Strickland offered Daugherty the opportunity to join a larger project investigating several different regenerative soil health practices. Daugherty was given the freedom to create his own projects, as long as they fit into the overarching purpose of the study.

These regenerative soil health practices, it takes years to really see the effects, to slowly build either soil structure or fertility.

Connor Daugherty

soil and land master's program graduate

Daugherty’s main project involved examining soil health metrics used in agriculture and whether they provide a dynamic estimate of soil health and how soil will react to environmental and management disturbances. He analyzed healthy soil samples and how they reacted to simulated heat and drought stresses. He found that healthy soils were not more resistant to those disturbances, but they were more resilient and able to bounce back from distress quicker than soils considered unhealthy.

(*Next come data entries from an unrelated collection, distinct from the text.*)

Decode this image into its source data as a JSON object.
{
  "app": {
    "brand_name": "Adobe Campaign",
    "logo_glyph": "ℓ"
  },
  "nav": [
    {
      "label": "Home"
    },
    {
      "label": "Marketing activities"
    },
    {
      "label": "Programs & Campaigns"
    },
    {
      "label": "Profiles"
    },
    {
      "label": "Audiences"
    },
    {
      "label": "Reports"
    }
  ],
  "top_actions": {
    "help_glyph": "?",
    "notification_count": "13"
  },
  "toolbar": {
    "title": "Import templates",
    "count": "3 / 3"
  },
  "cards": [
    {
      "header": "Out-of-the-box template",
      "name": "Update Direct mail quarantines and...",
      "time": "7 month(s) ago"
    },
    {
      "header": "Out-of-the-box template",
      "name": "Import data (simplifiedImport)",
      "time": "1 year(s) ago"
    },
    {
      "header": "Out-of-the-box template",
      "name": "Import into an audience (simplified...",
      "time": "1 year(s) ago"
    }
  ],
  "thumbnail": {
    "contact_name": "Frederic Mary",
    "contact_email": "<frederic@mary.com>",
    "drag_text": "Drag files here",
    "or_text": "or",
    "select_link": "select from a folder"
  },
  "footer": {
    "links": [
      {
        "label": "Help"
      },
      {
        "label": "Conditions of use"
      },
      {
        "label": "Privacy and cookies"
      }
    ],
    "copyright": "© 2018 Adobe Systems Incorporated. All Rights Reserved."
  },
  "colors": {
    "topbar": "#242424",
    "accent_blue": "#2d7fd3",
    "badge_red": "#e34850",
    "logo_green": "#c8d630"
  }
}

“I wanted to see how they reacted and then draw a correlation between those stress responses to the soil health metrics we measured and see if they can actually tell us anything,” he said. “There was higher resilience, more of a recovery, from those stresses, in regeneratively managed soils compared to conventionally managed ag soils.”

Daugherty also conducted a one-year study aimed at improving compost application management. He looked at soil after a fall compost application and compared it to a spring application to see if seasonal timing played any role in affecting soil health properties. Daugherty found no effect on the compost timing but acknowledged that a longer study would be worthwhile.

“In general, compost application had little effect compared to the control where no compost was applied,” he said. “We did see trending differences at least higher on average values with each of those treatments but nothing significant statistically. That might show that there are emerging differences, but a year isn’t enough to see something distinct. A lot of these regenerative soil health practices, it takes years to really see the effects, to slowly build either soil structure or fertility.”

With his degree secured, Daugherty and his wife are relocating to Montana and expecting their first child this spring. Daugherty is looking at career opportunities focused on remediation and rehabilitation of soil and environmental ecosystems.

“I’m looking to apply my experience to provide solutions to environmental related issues,” he said. “I think I can use this master’s experience and knowledge for anything I’m looking for in Montana. It can be applied to a broad range of jobs.”